Time for Tea with Heston Blumenthal


It has been a long time since I have uploaded anything onto this blog...which is pretty shameful considering it is a year since I began it.  Since finishing uni two months ago, I have really begun to try and follow a career in confectionery  and figure I should get the blog back on the road.  It isn't that I haven't baked or been places...I just haven't documented it!  Plus, finals at uni got pretty tough and my hobbies suffered a bit.  

I have a couple of photos from my phone of places I have been and things I have made over the last two months which I want to upload in an attempt to fill the gap.  I have promised myself  to keep up now! No excuses :)

During my finals, my sister was interning at the Southbank Centre and managed to get her hands on two tickets to Heston Blumenthal and Jancis Roninson's sherry and tea tasting at one of the SC venues.  I was so excited (I am a bit of a Heston enthusiast) and so got the train back from university in Brighton to attend.

I wan't too sure what to expect, as I have never tasted sherry before!? but I am a big big tea drinker.  The talk was part of a 'best of british' type series put on at the centre, so the tasting was followed by a lecture.  

The main tasting hall was interesting.  The majority of the hall was for sherry tasting, with about 20 different stalls set up with different companies giving out samples.  However, the main issue was the number of people. It was impossible to move, let alone wriggle your hand through the sea of bodies in order to get a drop in your glass.  I hung around the tea tasting counter instead.  My sister and I managed to squeeze up to the front counter and lodged myself there.  They were offering delicious blends of black teas in small glass cups.  Tasty.

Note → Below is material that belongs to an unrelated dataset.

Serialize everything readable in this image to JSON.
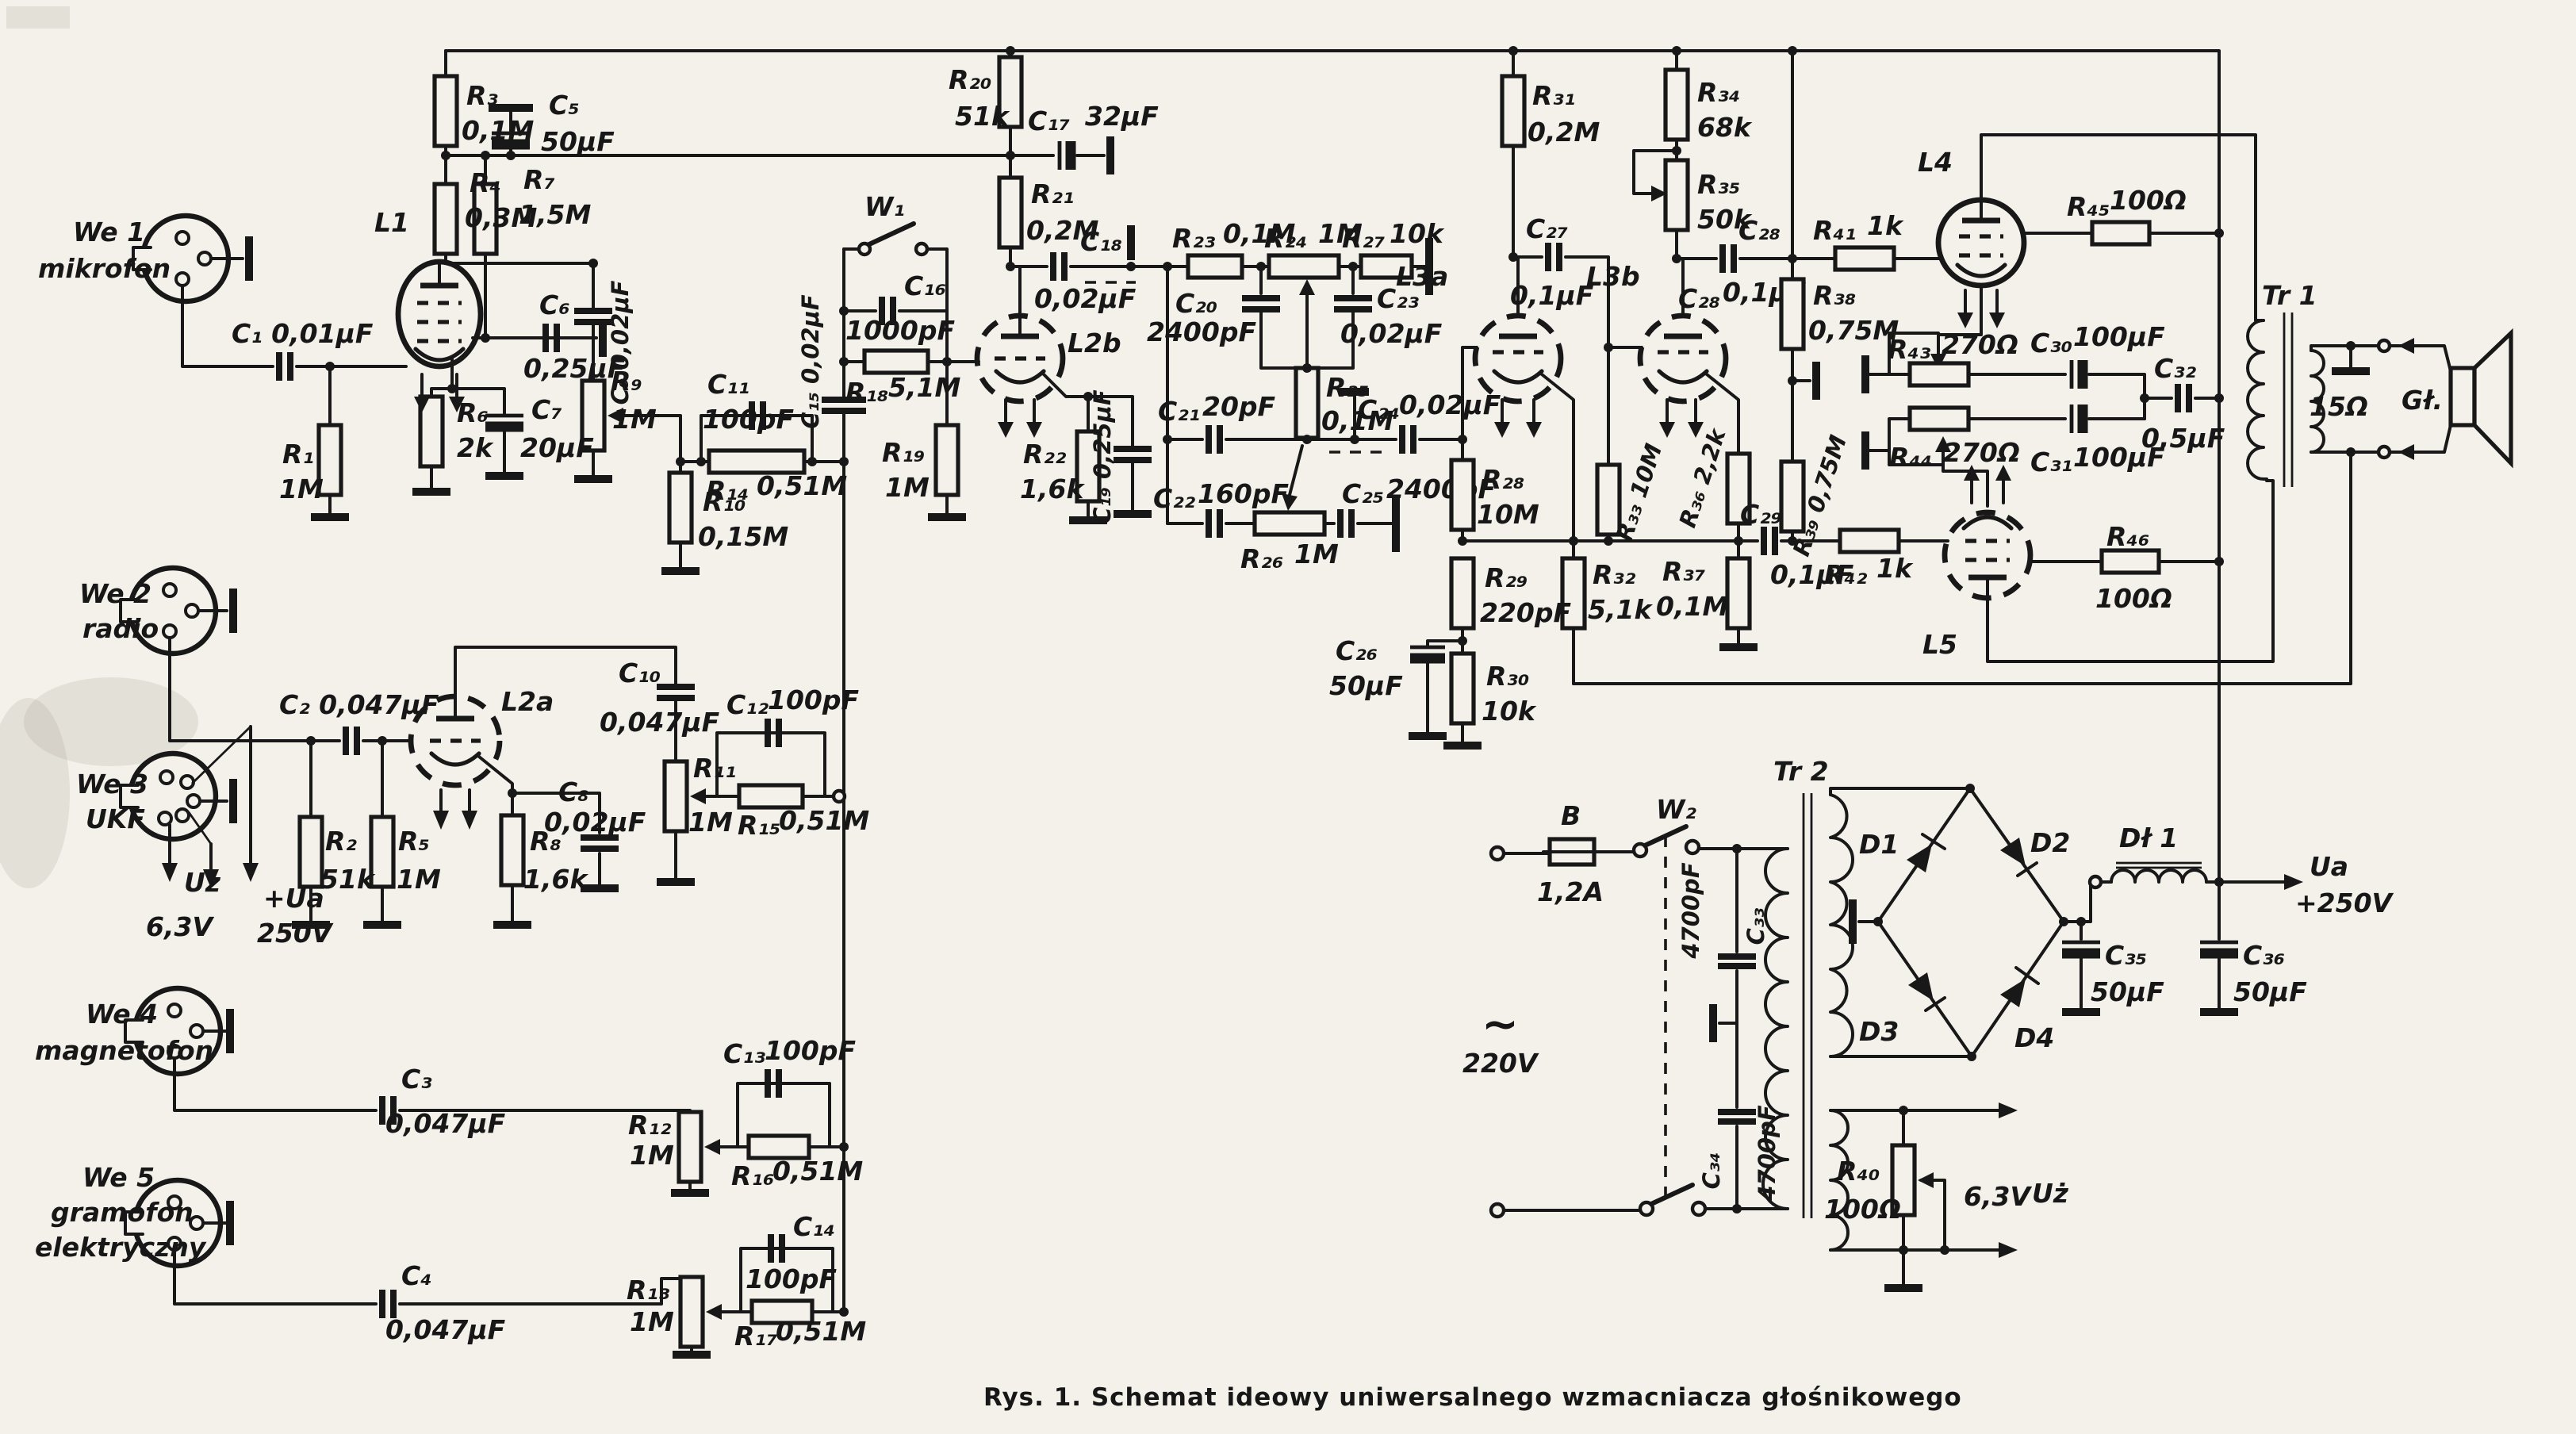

The absolute highlight for me was getting to listen to Heston Blumenthal speak.  We entered the theatre where the lecture was taking place and on each seat was a black box.  There was a notice on the stage saying 

DO NOT OPEN YOUR BOX UNTIL HESTON REQUESTS

I managed to restrain myself from sneaking a peak.  Heston began to talk about his efforts to bring the different concepts of' britishness to the afternoon tea...and asked us to open to box.  It looked rather airoplane like (for which he apologized) as he had to roll out a few hundred identical boxes.




Heston took us methodically through each creation which ranged from a toast sandwich, a piece of pork crackling to be served with an anchovy gentlemans relish, a deepfried mince pie 'ball' served with a stliton mousse to an orange cream pastry 'jammy dodger'.  

The most bizarre was probably the mincemeat filled pastry with the stilton mousse.  It was interesting but I couldn't quite understand the logic.  The salty moist anchovy paste however on the crispy pork crackling was delicious!  

At the end of the talk I waited to speak to Heston and made sure I got my embarrassing 'starstruck' shot.  I asked him which chocolate he uses in his cooking and he said Valhrona (of course) and another name I think beginning with 'm' that I couldn't catch above all the din.  

What I learnt from the whole evening...and took away was the power of expectation and surprise.  Two things that I think are pretty central to Heston's whole approach to food.  Simply by not allowing us to crack open the box as soon as we sat down, or gobble the creations in any order made the food an experience, and a discovery.